Published: January 09, 2020 | Comments
During the last decade, contact centers have begun to embrace increased workplace flexibility, allowing employees to work remotely. With technology continuing to improve, mixed with more companies going global, there’s been a requirement to stretch support across multiple time zones. While the global perspective has genuinely brought about more remote work, there are still lots of pockets throughout North American-based contact centers where it’s not offered as an option. In the 2020s, get ready, because increased workplace flexibility is going to be an expectation for both agents as well as leaders within the contact center.
4 Elements of Flexible Workplace Cultures
At all levels of a contact center, from agents up to leadership, many are wanting increased workplace flexibility, which includes not just remote work, but flexible schedules, reduced hours, and unlimited vacation policies. While these might seem like a workforce management planner’s worst nightmare, I believe they will begin to become more common in the 2020s for contact centers and other organizations.
- Remote Work: Someone employed by a company but can work outside of the traditional office location, whether it’s from home or another area of their choosing.
- Flexible Schedules: Allow employees the ability to work schedules that best meet their needs, which might include staggered shifts or start and end times that vary from the norm.
- Unlimited Vacation Policies: Allow an employee to take as much time off as they choose as long as their work is done – this method prioritizes results instead of just putting in hours.
- Shortened Workweeks: The standard workweek is reduced to fewer than five days, and it could include less than 40-hours worked per week, too!
Embracing Workplace Flexibility
Unfortunately, increased workplace flexibility isn’t for everyone. The fear of the unknown and desire to maintain the status quo are two significant reasons why some leaders and organizations haven’t created enough of a flexible workplace culture. From a contact center perspective, we often focus on having the right people, in the right place, at the right time while also ensuring we see them in their seats. There’s a perception issue with offering increased workplace flexibility in that leaders fear that their employees won’t work if they can’t see them. Trust is essential, combined with having the right technology, collaboration tools, and expectations. Not all businesses will be able to adopt some elements, but there might be enough pressure in terms of demographics, retention, and engagement factors to see the contact center become more flexible.
Workplace Flexibility and Millennials
As more millennials start to fill leadership positions in many organizations, especially within the contact center space, we’ll begin to see remnants of the traditional workweek fade away. This generation is more focused on workplace flexibility than any other previous generation before them. Many view remote work as a right (not a privilege) and they desire to work when and how they want; bringing those elements into the contact center space more will have a dramatic effect on all industries, especially as Baby Boomers head more into retirement.
Attracting—and, more importantly, retaining—Gen Z is going to come down to offering an ultimate work-life balance that gives individuals the option to choose the hours they work and, more importantly, where they workfrom. With advances in technology, all most contact center employees will need is a laptop. (And don’t worry about having a headset, either: the phone will no longer be a primary channel.)
Get Ready for a Culture Shift
The old model of working 9-to-5 is no longer seen as the most effective way to be effective.

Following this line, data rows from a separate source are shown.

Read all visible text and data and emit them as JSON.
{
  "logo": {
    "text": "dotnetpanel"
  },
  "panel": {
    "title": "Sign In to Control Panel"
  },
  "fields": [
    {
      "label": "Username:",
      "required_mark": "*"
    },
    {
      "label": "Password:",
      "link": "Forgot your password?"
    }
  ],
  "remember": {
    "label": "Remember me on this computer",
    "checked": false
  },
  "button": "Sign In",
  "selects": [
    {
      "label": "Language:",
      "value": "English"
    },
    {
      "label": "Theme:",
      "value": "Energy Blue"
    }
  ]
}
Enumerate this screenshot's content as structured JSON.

Technology is getting better, which allows leaders to monitor employee performance more successfully; these capabilities will continue to evolve in the next decade. Whenever I work from home, I find I can accomplish more in one day than I can in three days combined; by avoiding distractions, ineffective meetings, time spent moving around, I can accomplish more in less time. I may be a leader, but many agents feel the same.

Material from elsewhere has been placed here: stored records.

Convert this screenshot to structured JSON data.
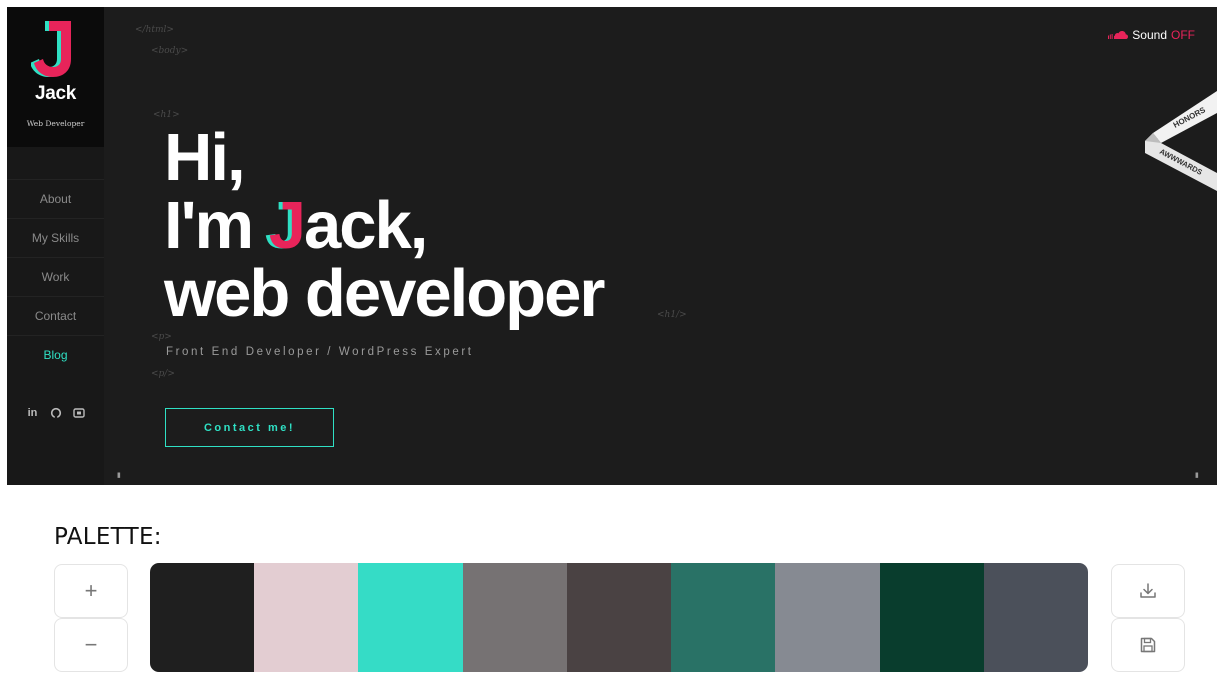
{
  "site": {
    "brand": {
      "logo_letter": "J",
      "name": "Jack",
      "role": "Web Developer"
    },
    "nav": [
      {
        "label": "About",
        "active": false
      },
      {
        "label": "My Skills",
        "active": false
      },
      {
        "label": "Work",
        "active": false
      },
      {
        "label": "Contact",
        "active": false
      },
      {
        "label": "Blog",
        "active": true
      }
    ],
    "socials": [
      {
        "icon": "linkedin-icon",
        "glyph": "in"
      },
      {
        "icon": "github-icon",
        "glyph": ""
      },
      {
        "icon": "youtube-icon",
        "glyph": ""
      }
    ],
    "tags": {
      "html_close": "</html>",
      "body_open": "<body>",
      "h1_open": "<h1>",
      "h1_close": "<h1/>",
      "p_open": "<p>",
      "p_close": "<p/>"
    },
    "sound": {
      "label": "Sound",
      "state": "OFF"
    },
    "hero": {
      "line1": "Hi,",
      "line2_prefix": "I'm ",
      "line2_accent": "J",
      "line2_suffix": "ack,",
      "line3": "web developer",
      "subtitle": "Front End Developer / WordPress Expert",
      "cta": "Contact me!"
    },
    "ribbon": {
      "top": "HONORS",
      "bottom": "AWWWARDS"
    },
    "colors": {
      "accent_teal": "#2fe0c4",
      "accent_pink": "#e8245a",
      "background": "#1c1c1c"
    }
  },
  "palette": {
    "title": "PALETTE:",
    "buttons": {
      "add": "+",
      "remove": "−"
    },
    "colors": [
      "#1f1f1f",
      "#e3cdd2",
      "#35dcc6",
      "#767273",
      "#4a4243",
      "#297266",
      "#868a92",
      "#093d2d",
      "#4b505a"
    ]
  }
}
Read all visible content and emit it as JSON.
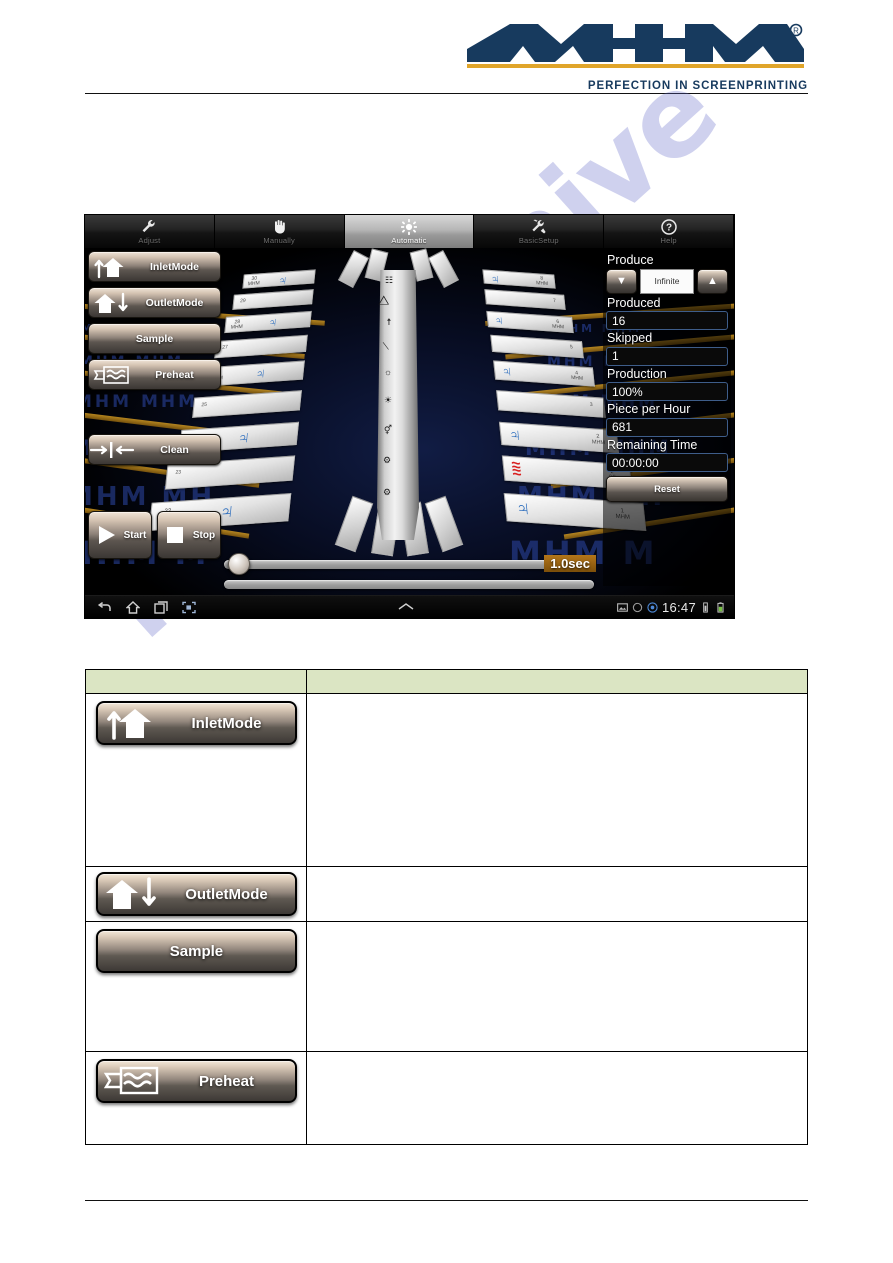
{
  "header": {
    "logo_text": "MHM",
    "logo_registered": "®",
    "tagline": "PERFECTION IN SCREENPRINTING"
  },
  "watermark": {
    "text": "manualshive"
  },
  "tablet": {
    "tabs": [
      {
        "label": "Adjust",
        "icon": "wrench-icon",
        "active": false
      },
      {
        "label": "Manually",
        "icon": "hand-icon",
        "active": false
      },
      {
        "label": "Automatic",
        "icon": "gear-sun-icon",
        "active": true
      },
      {
        "label": "BasicSetup",
        "icon": "tools-icon",
        "active": false
      },
      {
        "label": "Help",
        "icon": "question-circle-icon",
        "active": false
      }
    ],
    "left_buttons": [
      {
        "label": "InletMode",
        "icon": "inlet-arrows-icon"
      },
      {
        "label": "OutletMode",
        "icon": "outlet-arrows-icon"
      },
      {
        "label": "Sample",
        "icon": ""
      },
      {
        "label": "Preheat",
        "icon": "preheat-waves-icon"
      },
      {
        "label": "Clean",
        "icon": "clean-arrows-icon"
      }
    ],
    "start_button": {
      "label": "Start",
      "icon": "play-icon"
    },
    "stop_button": {
      "label": "Stop",
      "icon": "stop-square-icon"
    },
    "right_panel": {
      "produce_label": "Produce",
      "produce_down": "▼",
      "produce_value": "Infinite",
      "produce_up": "▲",
      "produced_label": "Produced",
      "produced_value": "16",
      "skipped_label": "Skipped",
      "skipped_value": "1",
      "production_label": "Production",
      "production_value": "100%",
      "pieces_label": "Piece per Hour",
      "pieces_value": "681",
      "remaining_label": "Remaining Time",
      "remaining_value": "00:00:00",
      "reset_label": "Reset"
    },
    "slider": {
      "time_badge": "1.0sec"
    },
    "navbar": {
      "back": "back-icon",
      "home": "home-icon",
      "recents": "recents-icon",
      "screenshot": "screenshot-icon",
      "expand": "chevron-up-icon",
      "clock": "16:47"
    }
  },
  "table": {
    "header": {
      "col1": "",
      "col2": ""
    },
    "rows": [
      {
        "button_label": "InletMode",
        "icon": "inlet-arrows-icon",
        "description": ""
      },
      {
        "button_label": "OutletMode",
        "icon": "outlet-arrows-icon",
        "description": ""
      },
      {
        "button_label": "Sample",
        "icon": "",
        "description": ""
      },
      {
        "button_label": "Preheat",
        "icon": "preheat-waves-icon",
        "description": ""
      }
    ]
  },
  "colors": {
    "brand_navy": "#173a5e",
    "brand_gold": "#e0a52a",
    "table_header_green": "#dbe5c3",
    "accent_orange": "#b4761a"
  }
}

In early November, there was tons of buzz in the news and on social media about Microsoft trialing a four-day work week, with tremendous results. Organizations and even countries around the world have adopted short work weeks (the Netherlands, Sweden, France, and others), but North America, with its always-on culture, lags behind. As one of the most recognizable businesses in the world, Microsoft's success (productivity increased 40%) has raised questions in many businesses.
With the right structure in place, combined with further advancements in self-service and artificial intelligence, expect to see interaction volumes in many businesses impacted, allowing for more unique scheduling options. Agents may be able to experience flexible schedules and vacation planning efforts that provide them with enough rest and downtime to reduce burn out and mental health-related issues.
Where Workplace Flexibility Is Boldly Going
With employee experience becoming increasingly prioritized in many industries, the contact center must also pivot more to include the agent experience. To combat attrition from the front line to the boardroom, contact centers will need to prioritize offering increased workplace flexibility, enabling staff to work when, where, and how they can be most successful.
Anything worth doing is going to be potentially challenging. But those contact centers that can embrace the changes coming in the 2020s will position themselves for the best productivity, results, and employee engagement, leading to even higher levels of customer satisfaction.